Installing on UNIX systems

Before you begin, make sure you have copied your dbCGI executable to your cgi-bin (or equivalent) directory.

The simplest use of dbCGI

The easiest way to use dbCGI is to use a URL that includes both the dbCGI executable and the file name of a dbCGI file. The dbCGI file name must end with .sql.

Example: A URL using dbCGI for Postgres to process the file filename.sql which is in your top level HTTP documents directory:

http://www.example.com/cgi-bin/pgdbcgi/filename.sql

A better approach

Alternatively, if you are using Apache, you can define the dbCGI executable to be the handler for "sql" files. (See the "AddHandler" facility in the HTTP server's configuration files). If you do this, you can omit the "cgi-bin/xxxdbcgi" sequence. Additionally, users won't be able to view the dbCGI source files.

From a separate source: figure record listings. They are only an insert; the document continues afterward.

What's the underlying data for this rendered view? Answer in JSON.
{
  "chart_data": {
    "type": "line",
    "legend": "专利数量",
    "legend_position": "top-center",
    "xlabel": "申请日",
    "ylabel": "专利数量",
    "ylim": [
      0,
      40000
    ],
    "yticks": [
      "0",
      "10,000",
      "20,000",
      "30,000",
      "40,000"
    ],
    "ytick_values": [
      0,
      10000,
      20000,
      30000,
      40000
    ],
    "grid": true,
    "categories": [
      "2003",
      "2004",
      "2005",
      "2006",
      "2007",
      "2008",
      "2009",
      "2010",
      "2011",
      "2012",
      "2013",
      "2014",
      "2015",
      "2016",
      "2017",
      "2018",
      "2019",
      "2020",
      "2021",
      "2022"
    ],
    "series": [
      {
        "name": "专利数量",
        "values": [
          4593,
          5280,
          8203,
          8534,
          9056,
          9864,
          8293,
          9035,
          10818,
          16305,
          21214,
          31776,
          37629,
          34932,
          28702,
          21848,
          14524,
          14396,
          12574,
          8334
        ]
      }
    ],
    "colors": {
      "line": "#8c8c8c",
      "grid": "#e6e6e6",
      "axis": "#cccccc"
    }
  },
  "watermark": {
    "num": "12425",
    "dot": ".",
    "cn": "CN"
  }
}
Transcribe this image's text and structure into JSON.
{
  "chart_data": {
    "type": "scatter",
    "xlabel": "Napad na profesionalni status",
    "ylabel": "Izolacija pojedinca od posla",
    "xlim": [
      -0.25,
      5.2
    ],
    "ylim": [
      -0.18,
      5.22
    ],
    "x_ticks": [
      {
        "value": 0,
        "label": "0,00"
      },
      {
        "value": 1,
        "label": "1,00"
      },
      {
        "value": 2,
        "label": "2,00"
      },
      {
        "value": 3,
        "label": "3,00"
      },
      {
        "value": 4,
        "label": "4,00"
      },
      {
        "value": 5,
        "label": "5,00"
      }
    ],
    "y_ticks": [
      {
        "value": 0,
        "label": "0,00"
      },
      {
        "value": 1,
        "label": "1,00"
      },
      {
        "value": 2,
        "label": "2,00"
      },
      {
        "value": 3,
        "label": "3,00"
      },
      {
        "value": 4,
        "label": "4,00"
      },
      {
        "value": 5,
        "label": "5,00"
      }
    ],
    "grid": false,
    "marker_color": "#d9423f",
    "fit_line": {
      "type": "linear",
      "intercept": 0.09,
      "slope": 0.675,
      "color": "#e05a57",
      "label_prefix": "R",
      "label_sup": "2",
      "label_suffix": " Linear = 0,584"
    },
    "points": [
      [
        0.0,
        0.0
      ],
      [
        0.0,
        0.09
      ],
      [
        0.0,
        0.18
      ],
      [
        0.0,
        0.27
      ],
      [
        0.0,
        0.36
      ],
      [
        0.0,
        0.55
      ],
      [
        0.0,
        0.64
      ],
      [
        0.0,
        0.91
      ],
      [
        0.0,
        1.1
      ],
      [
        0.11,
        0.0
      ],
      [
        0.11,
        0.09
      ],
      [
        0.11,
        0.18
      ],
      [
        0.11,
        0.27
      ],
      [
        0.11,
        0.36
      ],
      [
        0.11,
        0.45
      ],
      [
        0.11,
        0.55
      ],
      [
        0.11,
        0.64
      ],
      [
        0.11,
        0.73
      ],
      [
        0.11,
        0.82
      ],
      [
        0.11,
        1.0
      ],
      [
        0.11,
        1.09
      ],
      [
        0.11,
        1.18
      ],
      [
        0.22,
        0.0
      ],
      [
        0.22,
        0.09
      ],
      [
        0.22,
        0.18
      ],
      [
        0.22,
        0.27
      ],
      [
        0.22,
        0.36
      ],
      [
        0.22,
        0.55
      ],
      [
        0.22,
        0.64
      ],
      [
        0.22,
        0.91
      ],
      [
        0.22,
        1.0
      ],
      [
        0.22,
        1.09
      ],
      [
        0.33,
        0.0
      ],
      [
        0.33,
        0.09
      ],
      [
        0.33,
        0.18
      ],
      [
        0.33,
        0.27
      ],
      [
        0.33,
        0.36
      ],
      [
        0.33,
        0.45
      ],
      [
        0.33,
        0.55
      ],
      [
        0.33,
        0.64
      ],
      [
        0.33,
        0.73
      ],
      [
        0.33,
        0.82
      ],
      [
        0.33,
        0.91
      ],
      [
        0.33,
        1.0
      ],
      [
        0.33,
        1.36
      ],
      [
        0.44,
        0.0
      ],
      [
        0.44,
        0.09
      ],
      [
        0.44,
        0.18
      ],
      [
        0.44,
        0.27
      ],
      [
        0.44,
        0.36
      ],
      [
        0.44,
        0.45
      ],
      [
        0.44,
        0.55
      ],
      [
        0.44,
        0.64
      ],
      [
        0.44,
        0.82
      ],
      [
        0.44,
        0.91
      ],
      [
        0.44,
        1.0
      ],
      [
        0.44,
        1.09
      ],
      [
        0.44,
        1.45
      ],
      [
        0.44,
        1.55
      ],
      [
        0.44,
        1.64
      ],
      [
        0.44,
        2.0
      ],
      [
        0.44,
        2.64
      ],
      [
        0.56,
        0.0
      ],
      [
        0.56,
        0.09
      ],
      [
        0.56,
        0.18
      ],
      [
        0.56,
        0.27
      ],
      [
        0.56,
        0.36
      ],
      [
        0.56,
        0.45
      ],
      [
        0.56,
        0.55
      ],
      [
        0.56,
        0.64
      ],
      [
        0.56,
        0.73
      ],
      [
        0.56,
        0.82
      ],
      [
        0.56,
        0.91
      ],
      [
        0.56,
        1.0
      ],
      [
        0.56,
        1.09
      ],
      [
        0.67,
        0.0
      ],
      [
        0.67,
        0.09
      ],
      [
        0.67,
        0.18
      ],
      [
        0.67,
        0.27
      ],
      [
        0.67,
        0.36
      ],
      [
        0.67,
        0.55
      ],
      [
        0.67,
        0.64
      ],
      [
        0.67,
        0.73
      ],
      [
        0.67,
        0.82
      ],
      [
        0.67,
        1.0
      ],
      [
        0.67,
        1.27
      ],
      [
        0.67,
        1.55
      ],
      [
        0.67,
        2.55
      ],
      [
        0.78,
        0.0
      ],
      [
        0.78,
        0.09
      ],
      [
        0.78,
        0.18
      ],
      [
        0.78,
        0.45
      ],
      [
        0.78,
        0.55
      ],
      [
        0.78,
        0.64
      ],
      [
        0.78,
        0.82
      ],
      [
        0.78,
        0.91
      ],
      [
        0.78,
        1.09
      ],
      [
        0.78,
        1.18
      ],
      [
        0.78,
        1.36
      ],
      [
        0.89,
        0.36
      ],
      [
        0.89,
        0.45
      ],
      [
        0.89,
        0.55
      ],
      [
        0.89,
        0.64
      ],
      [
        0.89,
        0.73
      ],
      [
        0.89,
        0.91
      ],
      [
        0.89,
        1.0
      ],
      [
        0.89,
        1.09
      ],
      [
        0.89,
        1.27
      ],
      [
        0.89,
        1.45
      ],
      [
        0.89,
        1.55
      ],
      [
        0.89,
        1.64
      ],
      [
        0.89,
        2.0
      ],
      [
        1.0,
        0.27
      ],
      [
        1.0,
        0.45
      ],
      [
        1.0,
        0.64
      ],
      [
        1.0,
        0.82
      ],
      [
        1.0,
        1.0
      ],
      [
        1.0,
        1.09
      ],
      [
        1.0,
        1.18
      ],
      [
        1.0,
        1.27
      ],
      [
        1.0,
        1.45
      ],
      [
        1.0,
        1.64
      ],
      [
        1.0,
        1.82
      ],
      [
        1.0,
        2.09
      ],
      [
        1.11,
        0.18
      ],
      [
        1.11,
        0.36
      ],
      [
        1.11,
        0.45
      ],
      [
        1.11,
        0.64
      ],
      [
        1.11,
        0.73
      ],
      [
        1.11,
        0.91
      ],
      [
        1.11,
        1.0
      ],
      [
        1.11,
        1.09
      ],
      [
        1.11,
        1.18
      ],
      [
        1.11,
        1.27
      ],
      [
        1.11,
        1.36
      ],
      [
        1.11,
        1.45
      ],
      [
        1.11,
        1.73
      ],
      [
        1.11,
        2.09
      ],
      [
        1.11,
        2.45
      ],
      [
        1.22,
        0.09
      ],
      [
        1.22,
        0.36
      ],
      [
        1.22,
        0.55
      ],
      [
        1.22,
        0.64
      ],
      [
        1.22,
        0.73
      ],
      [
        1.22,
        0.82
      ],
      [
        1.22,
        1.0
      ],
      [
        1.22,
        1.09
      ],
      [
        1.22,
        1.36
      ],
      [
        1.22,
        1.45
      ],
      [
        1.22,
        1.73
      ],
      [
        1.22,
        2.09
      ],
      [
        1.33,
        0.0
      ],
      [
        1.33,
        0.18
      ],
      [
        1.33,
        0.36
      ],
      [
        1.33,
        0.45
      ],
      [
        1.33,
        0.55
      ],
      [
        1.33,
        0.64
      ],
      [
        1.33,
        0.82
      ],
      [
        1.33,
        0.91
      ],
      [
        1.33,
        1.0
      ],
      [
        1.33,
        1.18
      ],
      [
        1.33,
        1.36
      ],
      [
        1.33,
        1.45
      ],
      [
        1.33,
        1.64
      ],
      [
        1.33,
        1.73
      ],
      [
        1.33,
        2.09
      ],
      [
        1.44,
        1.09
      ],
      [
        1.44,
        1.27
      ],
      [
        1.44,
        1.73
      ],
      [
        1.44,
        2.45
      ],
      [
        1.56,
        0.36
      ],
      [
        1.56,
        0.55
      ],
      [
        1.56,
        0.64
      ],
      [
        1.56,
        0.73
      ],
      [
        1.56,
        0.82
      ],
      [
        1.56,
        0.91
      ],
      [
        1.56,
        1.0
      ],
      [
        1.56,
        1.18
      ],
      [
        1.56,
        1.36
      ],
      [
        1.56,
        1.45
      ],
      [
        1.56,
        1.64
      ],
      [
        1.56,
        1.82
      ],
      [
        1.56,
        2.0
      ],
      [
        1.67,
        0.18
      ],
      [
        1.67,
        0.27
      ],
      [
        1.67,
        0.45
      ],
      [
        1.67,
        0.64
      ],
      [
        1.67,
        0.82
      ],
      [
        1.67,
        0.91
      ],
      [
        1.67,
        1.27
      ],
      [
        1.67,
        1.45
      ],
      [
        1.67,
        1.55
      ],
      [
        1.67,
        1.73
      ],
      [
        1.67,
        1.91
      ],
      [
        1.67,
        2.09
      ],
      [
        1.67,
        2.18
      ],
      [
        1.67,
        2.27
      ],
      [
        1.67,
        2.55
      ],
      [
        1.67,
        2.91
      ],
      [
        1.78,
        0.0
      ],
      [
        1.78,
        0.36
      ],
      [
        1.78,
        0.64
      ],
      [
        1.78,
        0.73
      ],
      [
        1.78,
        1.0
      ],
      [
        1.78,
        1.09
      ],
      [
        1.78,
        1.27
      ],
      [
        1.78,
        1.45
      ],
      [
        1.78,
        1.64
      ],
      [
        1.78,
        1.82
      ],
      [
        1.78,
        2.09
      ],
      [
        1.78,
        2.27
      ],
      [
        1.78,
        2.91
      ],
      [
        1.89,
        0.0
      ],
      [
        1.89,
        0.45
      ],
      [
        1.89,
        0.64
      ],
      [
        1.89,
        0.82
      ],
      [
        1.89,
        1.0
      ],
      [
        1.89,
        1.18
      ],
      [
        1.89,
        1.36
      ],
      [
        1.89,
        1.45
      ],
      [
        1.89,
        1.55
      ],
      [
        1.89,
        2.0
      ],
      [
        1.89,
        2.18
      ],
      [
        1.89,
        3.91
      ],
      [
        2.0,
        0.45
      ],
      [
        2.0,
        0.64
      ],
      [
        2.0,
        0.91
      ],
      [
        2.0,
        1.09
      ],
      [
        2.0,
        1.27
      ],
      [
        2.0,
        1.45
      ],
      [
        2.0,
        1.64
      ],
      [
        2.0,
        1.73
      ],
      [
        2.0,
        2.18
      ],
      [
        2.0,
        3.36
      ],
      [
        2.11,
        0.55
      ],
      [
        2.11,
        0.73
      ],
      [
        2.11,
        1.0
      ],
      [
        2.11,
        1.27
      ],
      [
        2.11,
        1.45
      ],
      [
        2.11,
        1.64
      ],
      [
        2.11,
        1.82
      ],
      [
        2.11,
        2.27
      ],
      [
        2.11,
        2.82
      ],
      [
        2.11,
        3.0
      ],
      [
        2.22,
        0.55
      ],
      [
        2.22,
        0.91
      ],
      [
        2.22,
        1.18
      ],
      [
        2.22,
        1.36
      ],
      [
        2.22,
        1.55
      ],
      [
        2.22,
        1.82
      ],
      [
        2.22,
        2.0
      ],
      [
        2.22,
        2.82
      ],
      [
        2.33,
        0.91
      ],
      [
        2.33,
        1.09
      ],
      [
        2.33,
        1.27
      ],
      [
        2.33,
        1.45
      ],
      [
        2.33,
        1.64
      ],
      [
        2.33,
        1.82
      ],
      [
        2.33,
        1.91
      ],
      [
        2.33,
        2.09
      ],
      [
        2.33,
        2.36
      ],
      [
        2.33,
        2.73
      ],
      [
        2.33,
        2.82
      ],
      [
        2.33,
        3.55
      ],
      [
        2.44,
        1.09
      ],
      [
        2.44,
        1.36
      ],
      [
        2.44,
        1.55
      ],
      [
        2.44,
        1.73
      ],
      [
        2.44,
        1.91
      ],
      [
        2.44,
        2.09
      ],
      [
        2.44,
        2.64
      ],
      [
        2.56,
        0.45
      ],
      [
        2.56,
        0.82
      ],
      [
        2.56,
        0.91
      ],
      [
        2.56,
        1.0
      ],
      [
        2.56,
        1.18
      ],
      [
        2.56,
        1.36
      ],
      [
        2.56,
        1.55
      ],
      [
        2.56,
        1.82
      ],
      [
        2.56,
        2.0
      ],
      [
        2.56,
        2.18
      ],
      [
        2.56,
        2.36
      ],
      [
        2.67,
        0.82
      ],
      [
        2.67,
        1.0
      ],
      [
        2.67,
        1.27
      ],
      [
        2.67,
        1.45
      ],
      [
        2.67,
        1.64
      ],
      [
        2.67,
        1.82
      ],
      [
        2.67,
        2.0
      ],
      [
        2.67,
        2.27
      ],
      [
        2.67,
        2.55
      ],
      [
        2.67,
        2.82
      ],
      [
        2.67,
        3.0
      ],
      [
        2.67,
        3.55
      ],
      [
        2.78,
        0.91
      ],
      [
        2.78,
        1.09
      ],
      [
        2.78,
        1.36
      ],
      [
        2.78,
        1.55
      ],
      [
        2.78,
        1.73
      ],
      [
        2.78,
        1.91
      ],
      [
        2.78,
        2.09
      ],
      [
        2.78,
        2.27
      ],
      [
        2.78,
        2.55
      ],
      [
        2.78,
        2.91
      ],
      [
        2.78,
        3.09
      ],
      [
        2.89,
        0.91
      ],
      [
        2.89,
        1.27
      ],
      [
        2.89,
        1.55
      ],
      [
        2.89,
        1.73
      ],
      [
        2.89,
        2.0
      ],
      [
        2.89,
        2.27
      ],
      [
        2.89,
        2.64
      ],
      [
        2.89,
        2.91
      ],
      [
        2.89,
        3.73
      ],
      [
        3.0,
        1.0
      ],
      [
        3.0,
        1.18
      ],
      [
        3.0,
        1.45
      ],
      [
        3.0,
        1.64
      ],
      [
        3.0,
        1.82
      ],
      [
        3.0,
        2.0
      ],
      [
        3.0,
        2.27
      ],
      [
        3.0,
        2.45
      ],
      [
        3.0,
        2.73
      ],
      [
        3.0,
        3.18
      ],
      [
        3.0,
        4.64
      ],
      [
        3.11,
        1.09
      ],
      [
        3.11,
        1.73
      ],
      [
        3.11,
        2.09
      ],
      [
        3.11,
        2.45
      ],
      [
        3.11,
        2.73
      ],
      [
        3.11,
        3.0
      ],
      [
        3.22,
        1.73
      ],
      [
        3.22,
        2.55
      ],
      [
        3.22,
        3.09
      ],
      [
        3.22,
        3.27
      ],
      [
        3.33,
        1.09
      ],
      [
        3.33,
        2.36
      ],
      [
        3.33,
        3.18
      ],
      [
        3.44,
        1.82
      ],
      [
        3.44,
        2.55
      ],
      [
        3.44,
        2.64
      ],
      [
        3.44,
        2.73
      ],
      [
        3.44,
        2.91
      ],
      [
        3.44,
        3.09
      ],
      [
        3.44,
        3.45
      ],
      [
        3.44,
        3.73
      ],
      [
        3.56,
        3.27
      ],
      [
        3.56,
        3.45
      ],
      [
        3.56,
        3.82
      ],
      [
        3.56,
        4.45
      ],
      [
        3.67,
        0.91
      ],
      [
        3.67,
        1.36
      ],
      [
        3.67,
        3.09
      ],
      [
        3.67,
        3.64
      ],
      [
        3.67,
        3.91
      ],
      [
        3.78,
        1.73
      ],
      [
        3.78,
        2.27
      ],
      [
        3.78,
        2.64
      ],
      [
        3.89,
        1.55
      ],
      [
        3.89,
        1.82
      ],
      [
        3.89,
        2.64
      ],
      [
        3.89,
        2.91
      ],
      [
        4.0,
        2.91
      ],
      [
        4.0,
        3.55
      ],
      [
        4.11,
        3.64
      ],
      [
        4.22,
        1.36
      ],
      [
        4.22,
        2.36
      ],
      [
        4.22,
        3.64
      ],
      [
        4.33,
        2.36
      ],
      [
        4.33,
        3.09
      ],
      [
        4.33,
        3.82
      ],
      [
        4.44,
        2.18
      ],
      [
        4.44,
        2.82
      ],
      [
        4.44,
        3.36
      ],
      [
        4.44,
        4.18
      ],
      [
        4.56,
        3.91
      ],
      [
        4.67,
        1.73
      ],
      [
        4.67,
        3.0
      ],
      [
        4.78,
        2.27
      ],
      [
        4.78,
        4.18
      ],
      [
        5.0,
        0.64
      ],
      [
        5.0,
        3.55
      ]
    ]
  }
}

Example of the configuration file lines:

AddHandler run-dbcgi .sql Action run-dbcgi /cgi-bin/sybdbcgi

Example URL with this configuration:

http://www.example.com/filename.sql

An even better approach

The best approach involves writing your dbCGI application to take advantage of Apache's URL rewriting capability. Create a directory in your HTTP documents directory to contain your application, and add a .htaccess file like the following:

RewriteEngine on
RewriteBase /~troy/my-dbcgi-app
RewriteRule ^(.*)$ /cgi-bin/pgdbcgi/my-dbcgi-app/app.sql?$1

The file app.sql would contain something like:

<sql noheader/>%[*appdir:/path/to/application/files%]<sql include>%[=appdir%]/start.sql</sql>

Then start.sql will contain directives that interpret the query string and pass control to other dbCGI files:

<sql quiet>
  <sql foreach action/>
  <sql foreach qs/>
  <sql foreach contenttype/>
  <sql foreach cmd/>
  <sql foreach args/>

  <sql set contenttype>'text/html'</sql>
  %[*qs:%[$QUERY_STRING%]%]
  <sql set cmd>  qs \\ '/' </sql>
  <sql if>
    <sql-if evaluate>  ?qs > ?cmd  </sql-if>
      <sql set args> qs $ (?qs - ?cmd - 1) </sql>
  </sql>
  <sql foreach qs/>

  <sql if>
    <sql-if evaluate>
      cmd = "" |
      cmd = "main"
    </sql-if>
      <sql set action>"mainpage"</sql>

    <sql-if evaluate>
      cmd = "showlist" |
      cmd = "additem"
    </sql-if>
      <sql set action>cmd</sql>
  </sql>    
</sql>Content-Type: %[=contenttype%]

<sql include>%[=action%].sql</sql>

Using this technique you can put all of your important files outside of the HTTP documents tree, so your files are more secure from prying eyes. Installing your application on a new system will be easier because the only files that need installation into and modification in the HTTP documents directory are the .htaccess and app.sql files.